Robbie Peden of Brisbane was a member of the 1992 and 1996 Olympic teams. He would win 3 out of 5 bouts. He turned pro in the USA in late 1996 easily winning his first 8 fights. He would return to Port, Vanuatu in September of 1998 and then in Auckland winning the IBF Pan Pacific super feather title from Solomon Catarogo (6-7) with a 1st round knockout. He returned to the USA winning 6 more times and once in Poland. In his 16th straight win he won a split decision over the South American champion from Argentina Carlos Rios (48-3-2) for the NABF super feather title in Las Vegas in March of 2000. In his next fight he would lose that title to John Brown (21-7).
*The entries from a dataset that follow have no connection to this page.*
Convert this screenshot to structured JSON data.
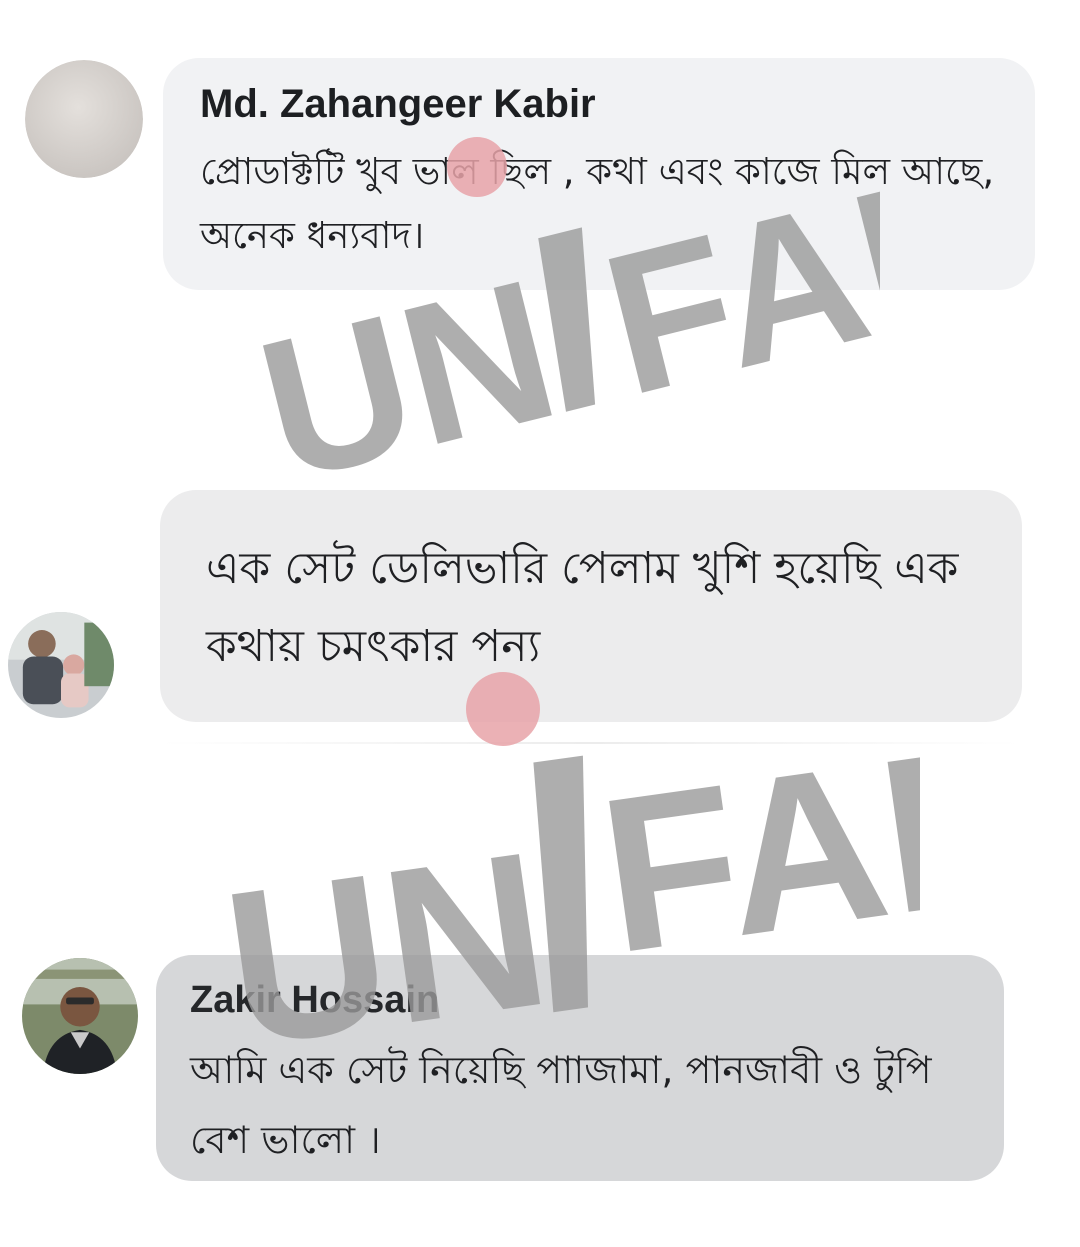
{
  "comments": [
    {
      "author": "Md. Zahangeer Kabir",
      "text": "প্রোডাক্টটি খুব ভাল ছিল , কথা এবং কাজে মিল আছে, অনেক ধন্যবাদ।"
    },
    {
      "author": "",
      "text": "এক সেট ডেলিভারি পেলাম খুশি হয়েছি এক কথায় চমৎকার পন্য"
    },
    {
      "author": "Zakir Hossain",
      "text": "আমি এক সেট নিয়েছি পাাজামা, পানজাবী ও টুপি  বেশ ভালো ।"
    }
  ],
  "watermark": {
    "text": "UNIFAB",
    "color": "#9a9a9a"
  },
  "colors": {
    "bubble_light": "#f1f2f4",
    "bubble_mid": "#ececed",
    "bubble_dark": "#d6d7d9",
    "author_text": "#1d1f22",
    "touch_dot": "#e8a3a8"
  }
}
In his next bout he went down to feather and won the NABF title over Edgar Barcenas (19-5-3) of Mexico. After several more wins he would fight future world champion Juan Manuel Marquez (37-2) for both NABF and USBA titles in a title eliminator in Pittsburgh being stopped in the 10th round. Peden would take a year off returning with several wins including stopping Lamont Pearson (20-2-1) for the vacant USBA super feather title. Then he was in California against the current light champion Nate Campbell (24-1-1) in an elimination bout. Campbell was having his way with Peden for 5 rounds when he dropped his hands and taunted Peden to throw a punch. He threw a right hand and dropped Campbell who failed to beat the count. You had to see it to believe it. After 11 months and 1 fight he met Campbell again for the vacant title in Melbourne Park in February of 2005 winning this time in the 8th for the IBF super feather title.
In September of 2005 he met the legendary WBC champion Marco Antonio Barrera (60-4) with both titles on the line in Las Vegas. Barrera would easily outbox Peden taking both titles. Peden didn’t fight again for 18 months upon returning to Australia. He moved up to lightweight taking on Filipino Ranee Ganoy (21-10-2) for the vacant IBF Pan Pacific title. Ganoy, now living in Sydney, dropped Peden in the 7th and stopped him in the 8th in March 2007. Peden has not fought since. His record is 25-4, 14 knockouts.